酵母の熱ショックでの生存に必要な遺伝子は、代謝や信号伝達に関わっていて、熱ショックで誘導される遺伝子とはほとんど一致しない。

Yeast metabolic and signaling genes are required for heat-shock survival and have little overlap with the heat-induced genes.

Gibney PA, Lu C, Caudy AA, Hess DC, Botstein D. Proc Natl Acad Sci U S A. 2013 Oct 28. PMID: 24167267

酵母界の大御所、David Botstein氏のグループからの論文です。

酵母で熱ショックの耐性に関わる遺伝子を遺伝子破壊株コレクションから取得した、という仕事です。酵母の研究をよく知人は、「え?いまさら〜?」と思ったのではないでしょうか(というか私は思いました)。なんかそういう仕事、何度も報告されてきたような気がします(実際、イントロでもそう書いています)。

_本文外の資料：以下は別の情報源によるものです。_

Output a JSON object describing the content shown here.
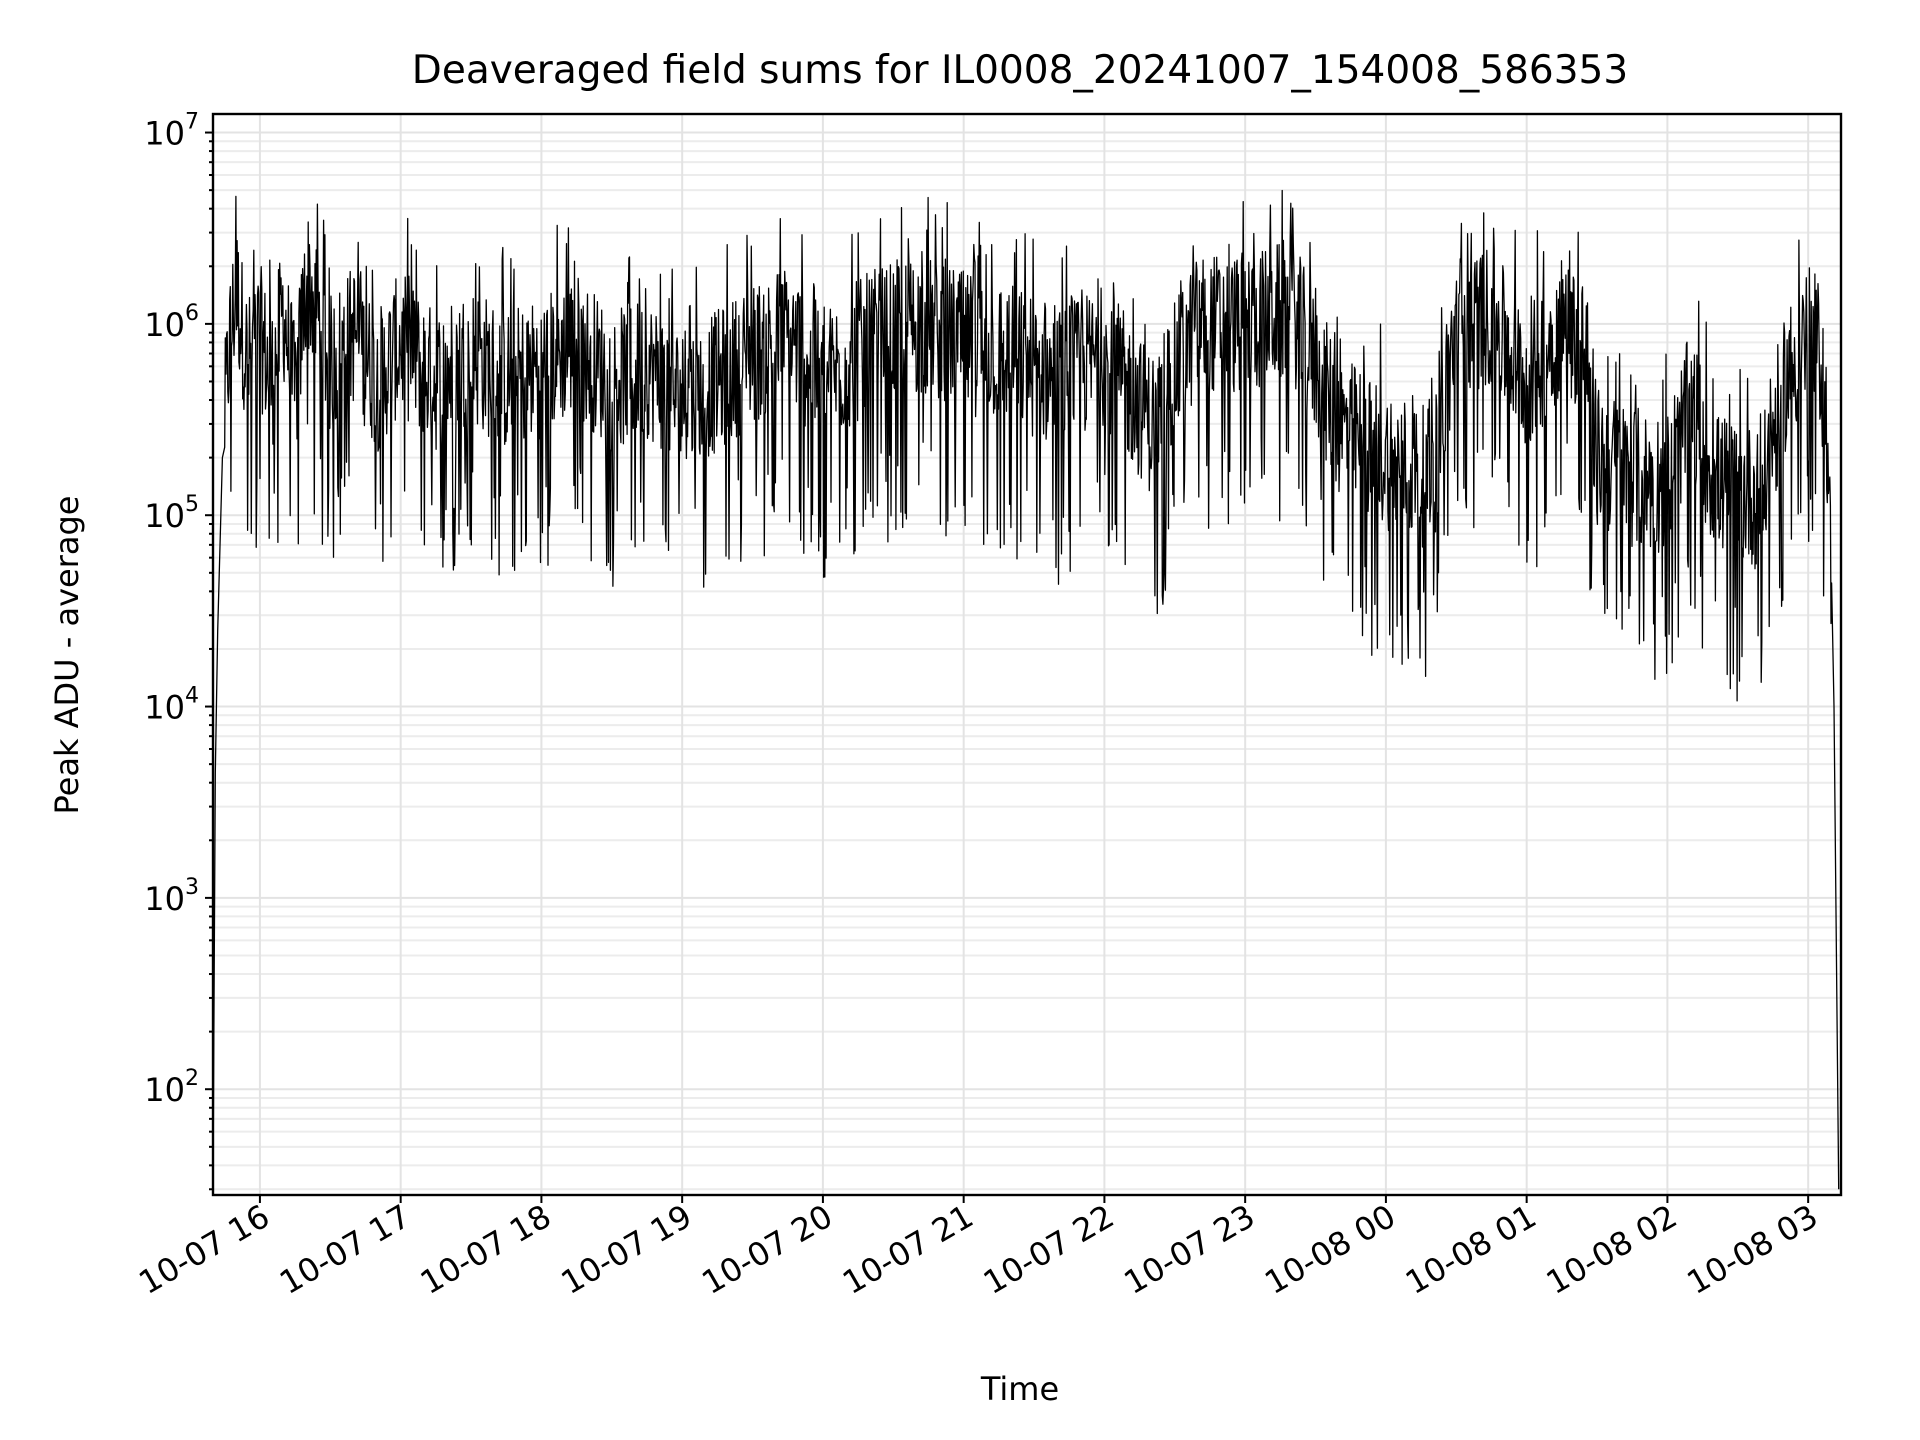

ただ、もちろんこの仕事の新しさはあります。プロトトロフ(栄養要求性のない株)で破壊株コレクションを作りなおして、ファーメンターを使ったケモスタットによって増殖速度をゆっくりにそろえて、バーコードを使って次世代シーケンサーで定量的な解析を行っていたり。

でも「熱ショック耐性?まだ調べるの?」という疑念はぬぐえません。

この研究での発見の主要なものは、(1)熱ショックで発現が上昇する遺伝子と熱ショックでの生存に大切な遺伝子は、ほとんどオーバーラップしていない、(2)50数個の遺伝子の破壊株のみが熱ショックに対して有意に増殖低下を起こす、(3)熱ショックでの生存に必要な遺伝子は、代謝や信号伝達に関わっている物が多かった、(4)これらがどうやって熱ショック耐性に関わっているかはよくわからない、(5)機能未知の遺伝子も多かった、などです。

これが一昔前のゲノムワイド解析ならば、なんて新しい発見なんだろうと思うかもしれませんが、2013年の現在「これが発見ってどうなのよ。」と、思ったりもするわけです。

ですが、Significance(とアブストラクト)に書かれた一文をみて、私は関心せざるを得ませんでした。

“…, suggesting that our understanding of the systems-level response to heat stress is incomplete.”

「(この事実は)、熱ストレスに対するシステムレベルの応答に対する私たちの理解が、不完全であることを示唆している。」

うひょ〜、かっけぇ!!

「酵母の熱ショック」という、多くの研究者があの手この手で調べてきて「最もよく分かっている」と思われている生命現象ですら、システムレベルで見たらまだまだ説明できないんだと、2013年の今だから言い切れたわけです。

酵母の(あるいはあらゆる生命科学の)研究が進む方向性をBotsteins氏なりに明確に示した、非常にメッセージ性の強い論文だと思いました。私もこんなことが言ってみたいものです。